Connect research and design—Most importantly, deeply and iteratively connect research and design. Research is not the same thing as evaluation—to determine whether something worked. Research can and should be formative: it can help shape the trajectory of design and development to lead to a better product. Design-based research (Brown, 1992) should be the backbone of learning games development. This methodology from the learning sciences promotes an iterative approach to design, development, and research, leading to better products and findings that help communicate why elements of the product are or are not working. Connecting research, design, and development makes this methodology more effective.
Connect research and implementation—There are many reasons that a game might succeed or fail in a classroom, only some of which are related to the game itself. The details of implementation are also critical for the success of the game. So research should also investigate the details of implementation. This includes information on what professional development was provided, the classroom materials that were used, and even the marketing messages to the intended audience. Documenting these factors so that they can be improved is also a key pathway to success.
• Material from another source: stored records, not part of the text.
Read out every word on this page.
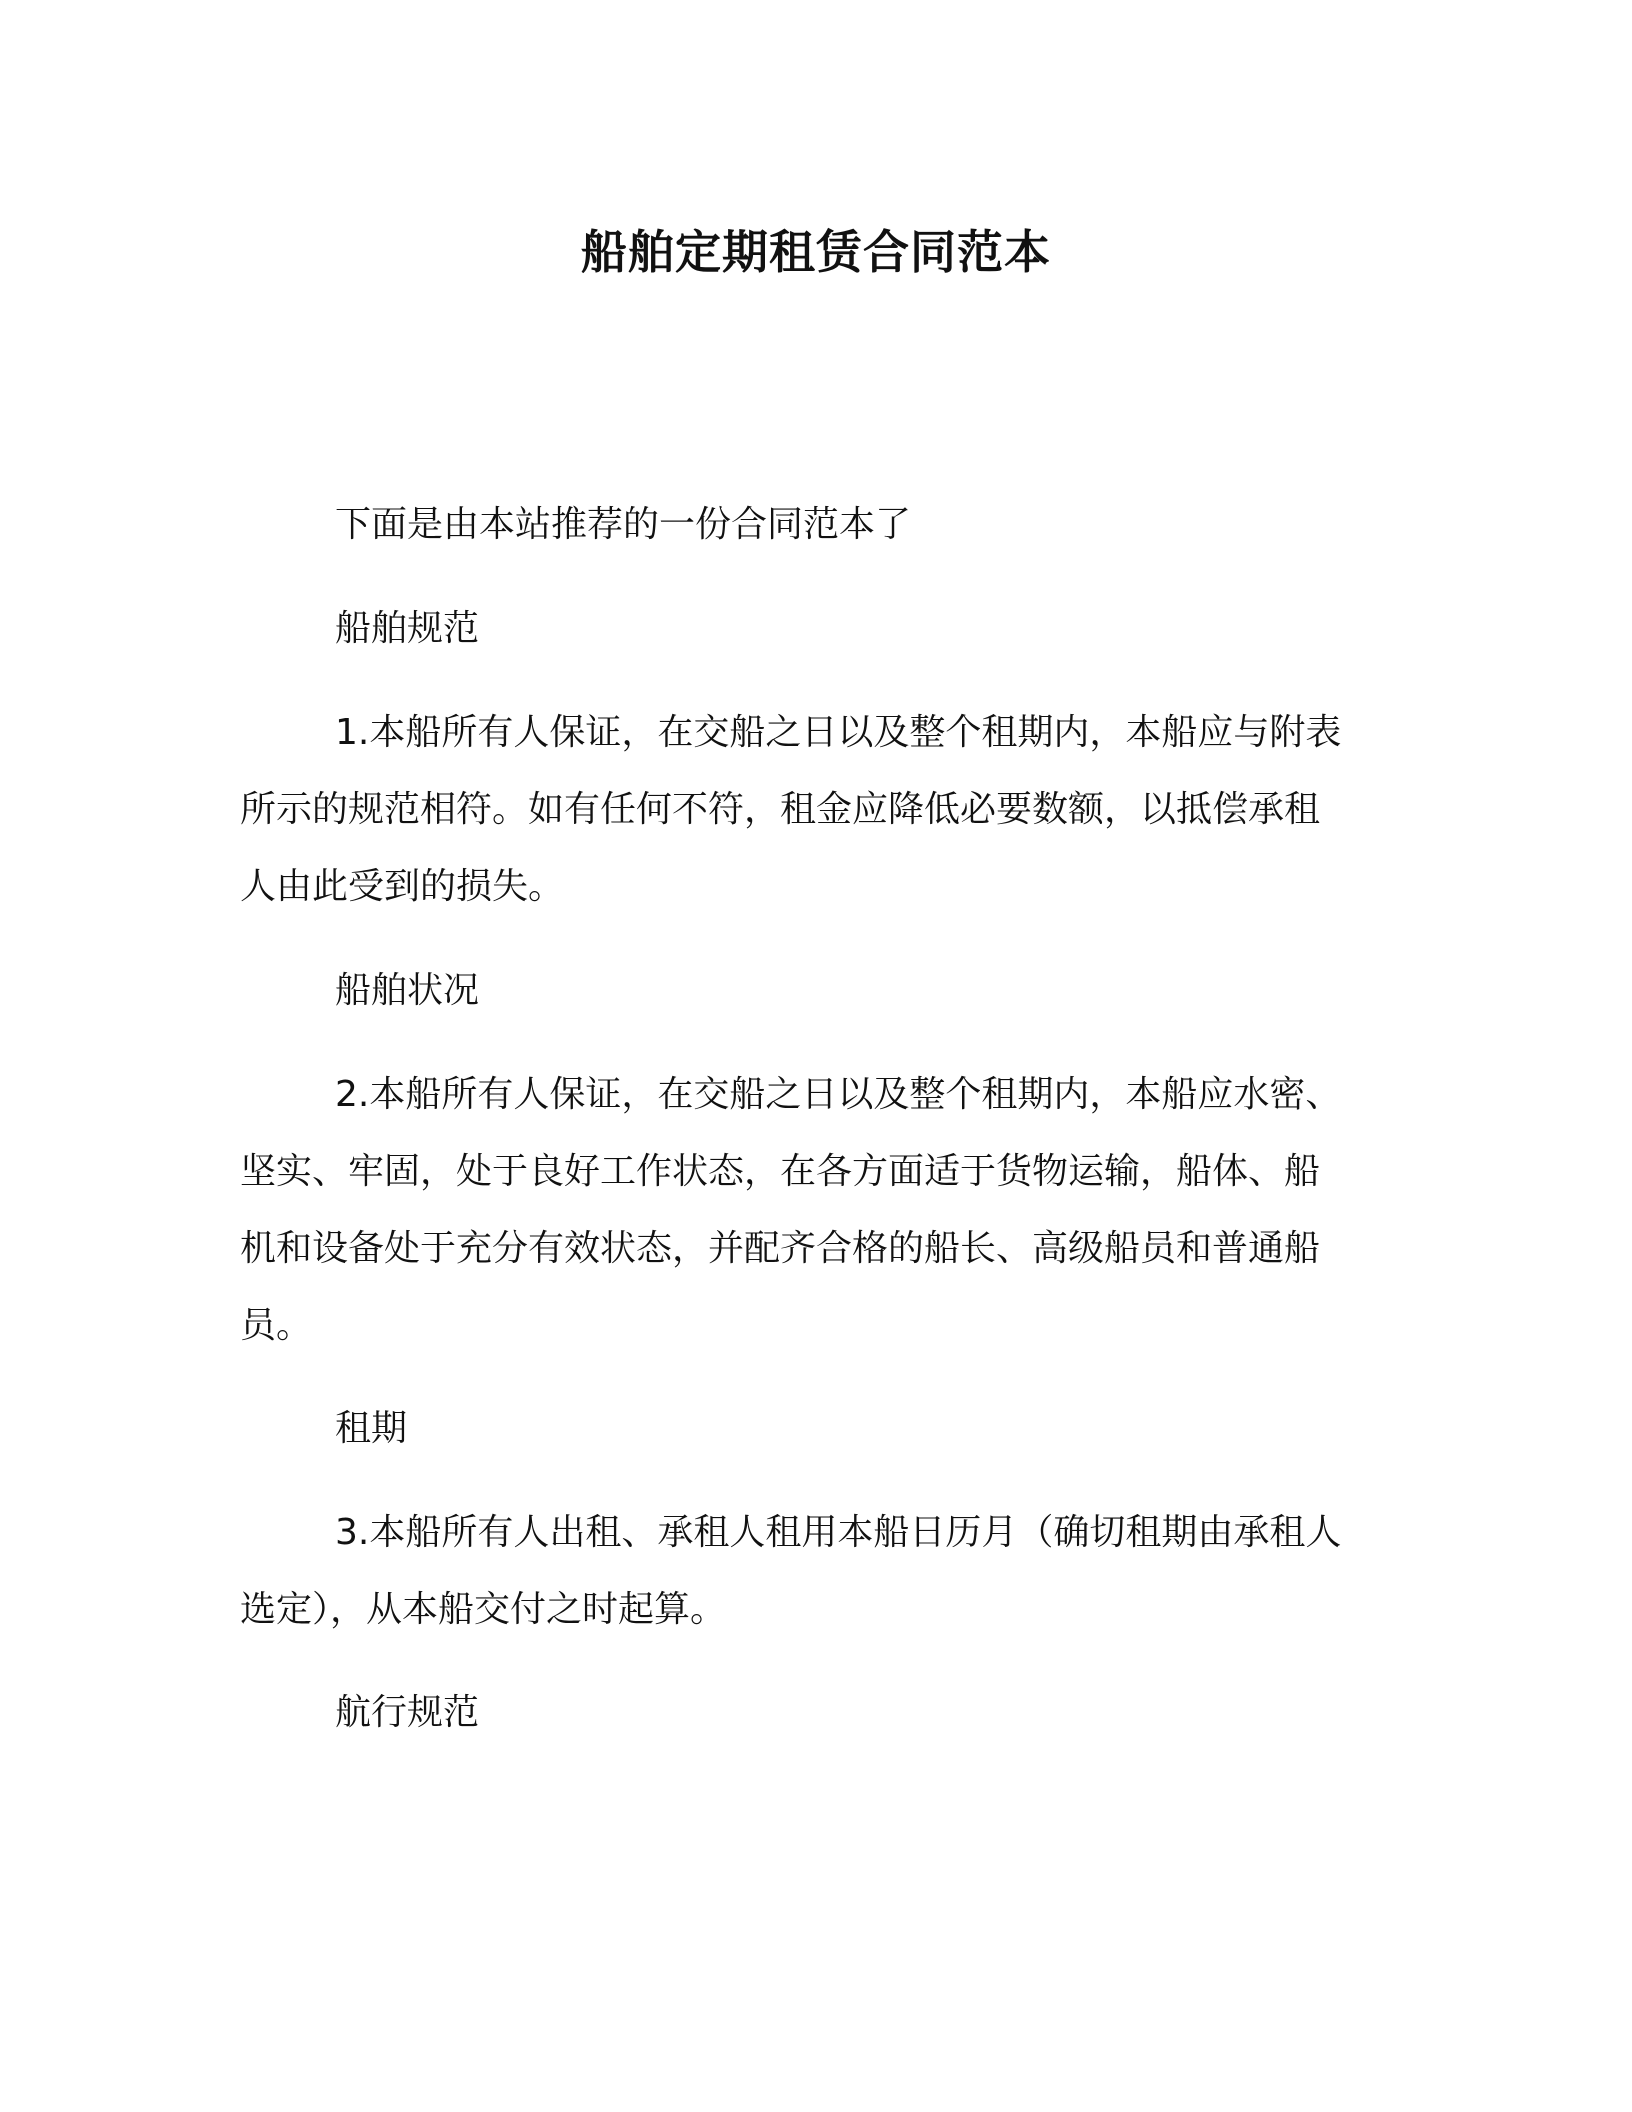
船舶定期租赁合同范本

下面是由本站推荐的一份合同范本了

船舶规范

1.本船所有人保证，在交船之日以及整个租期内，本船应与附表
所示的规范相符。如有任何不符，租金应降低必要数额，以抵偿承租
人由此受到的损失。

船舶状况

2.本船所有人保证，在交船之日以及整个租期内，本船应水密、
坚实、牢固，处于良好工作状态，在各方面适于货物运输，船体、船
机和设备处于充分有效状态，并配齐合格的船长、高级船员和普通船
员。

租期

3.本船所有人出租、承租人租用本船日历月（确切租期由承租人
选定），从本船交付之时起算。

航行规范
Research on learning games is as complex as the design and development of these games. Good research is also equally as important as good design and development for the success of learning games. Research helps inform teachers, administrators, policymakers, and, most critically, the designers and developers themselves. Engaging seriously in this process has allowed us to not only develop products that we are proud of as products, but understand what is unique and interesting about them. It helps us abstract the details of what we are developing so that they are not just instances of games, but instances of ideas. The products may come and go, but the ideas behind them are what we expect to endure. They are what we hope resonates.